Russia targeting urban centres, Biden announces new measures
Global News
U.S. President Joe Biden warned that if the Russian President Vladimir Putin didn’t “pay a price” for the invasion of Ukraine, the aggression wouldn’t stop with one country.
Latest updates as of 6:45 a.m. EST on Wednesday:
Ukraine’s leader decried Russia’s escalation of attacks on crowded cities as a blatant terror campaign, while U.S. President Joe Biden warned that if the Russian leader didn’t “pay a price” for the invasion, the aggression wouldn’t stop with one country.
“Nobody will forgive. Nobody will forget,” Ukraine’s President Volodymyr Zelenskyy vowed after Tuesday’s bloodshed on the central square in Kharkiv, the country’s second-largest city, and the deadly bombing of a TV tower in the capital. He called the attack on the square “frank, undisguised terror” and a war crime.
The assault on Kharkiv continued Wednesday, even as Russia said it would be ready to resume talks with the Ukrainian side in the evening. A Russian strike on the regional police and intelligence headquarters, according to the Ukrainian state emergency service. It said three people were wounded.
The strike blew off the roof of the police building and set the top floor on fire, and pieces of the five-story building were strewn across adjacent streets, according to videos and photos released by the emergency service.

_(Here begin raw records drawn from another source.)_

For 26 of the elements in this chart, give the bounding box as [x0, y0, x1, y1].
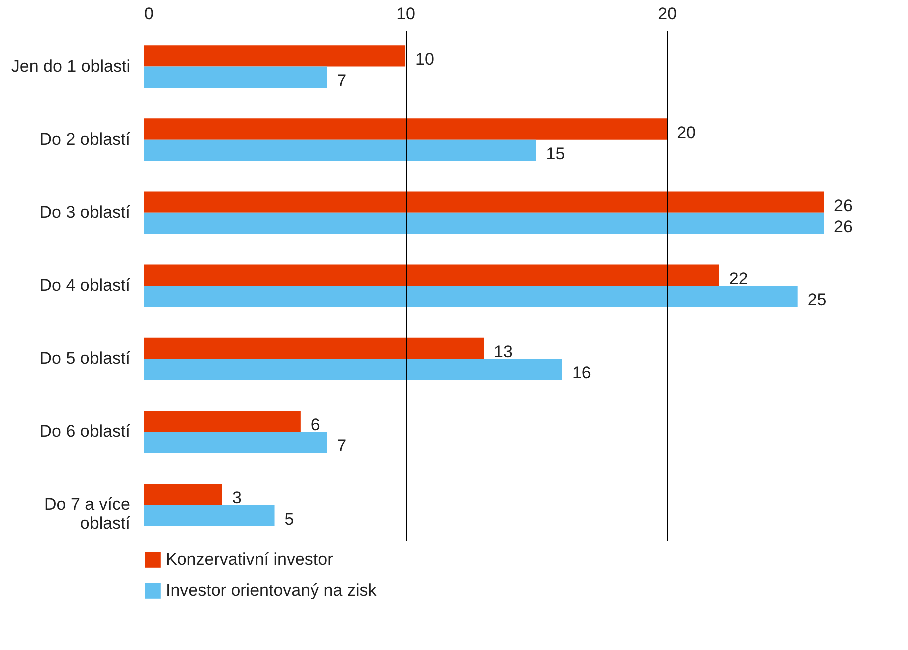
x-tick-label: 0: [144, 4, 154, 24]
y-tick-label: Jen do 1 oblasti: [11, 56, 130, 76]
data-label: 6: [310, 416, 320, 435]
legend-label: Konzervativní investor: [166, 550, 334, 569]
y-tick-label: Do 5 oblastí: [40, 349, 131, 368]
data-label: 22: [729, 269, 748, 288]
data-label: 16: [572, 364, 592, 383]
y-tick-label: Do 7 a více oblastí: [44, 495, 131, 534]
data-label: 10: [416, 50, 434, 70]
data-label: 5: [284, 510, 294, 529]
data-label: 13: [494, 342, 513, 362]
data-label: 26: [834, 196, 853, 216]
data-label: 7: [337, 71, 347, 90]
y-tick-label: Do 4 oblastí: [40, 276, 131, 295]
data-label: 20: [677, 123, 696, 142]
data-label: 15: [546, 144, 566, 164]
x-tick-label: 10: [396, 4, 416, 24]
x-tick-label: 20: [658, 4, 678, 24]
data-label: 3: [232, 488, 242, 508]
legend-label: Investor orientovaný na zisk: [166, 581, 378, 600]
y-tick-label: Do 6 oblastí: [40, 422, 131, 442]
data-label: 25: [808, 290, 827, 310]
data-label: 26: [834, 218, 853, 237]
y-tick-label: Do 3 oblastí: [40, 202, 131, 222]
data-label: 7: [337, 436, 347, 456]
y-tick-label: Do 2 oblastí: [40, 130, 131, 149]
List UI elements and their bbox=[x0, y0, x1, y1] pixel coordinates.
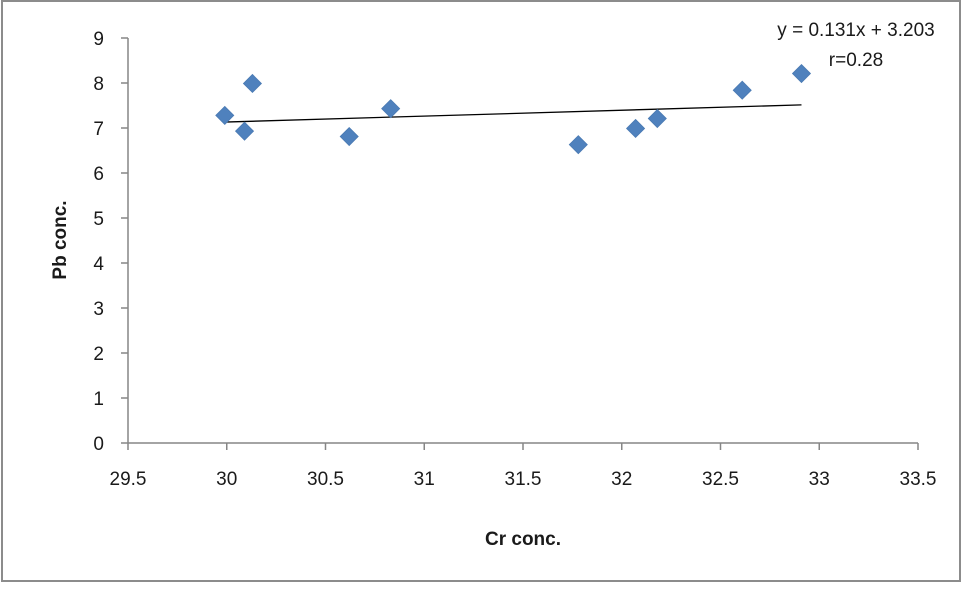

In Wednesday’s strikes, four people died, nine were wounded and rescuers pulled 10 people out of the rubble, according to the service.
Biden used his first State of the Union address to highlight the resolve of a reinvigorated Western alliance that has worked to rearm the Ukrainian military and adopt tough sanctions, which he said have left Russian President Vladimir Putin ”isolated in the world more than he has ever been.”
“Throughout our history we’ve learned this lesson — when dictators do not pay a price for their aggression, they cause more chaos,” Biden said. “They keep moving. And the costs and threats to America and the world keep rising.”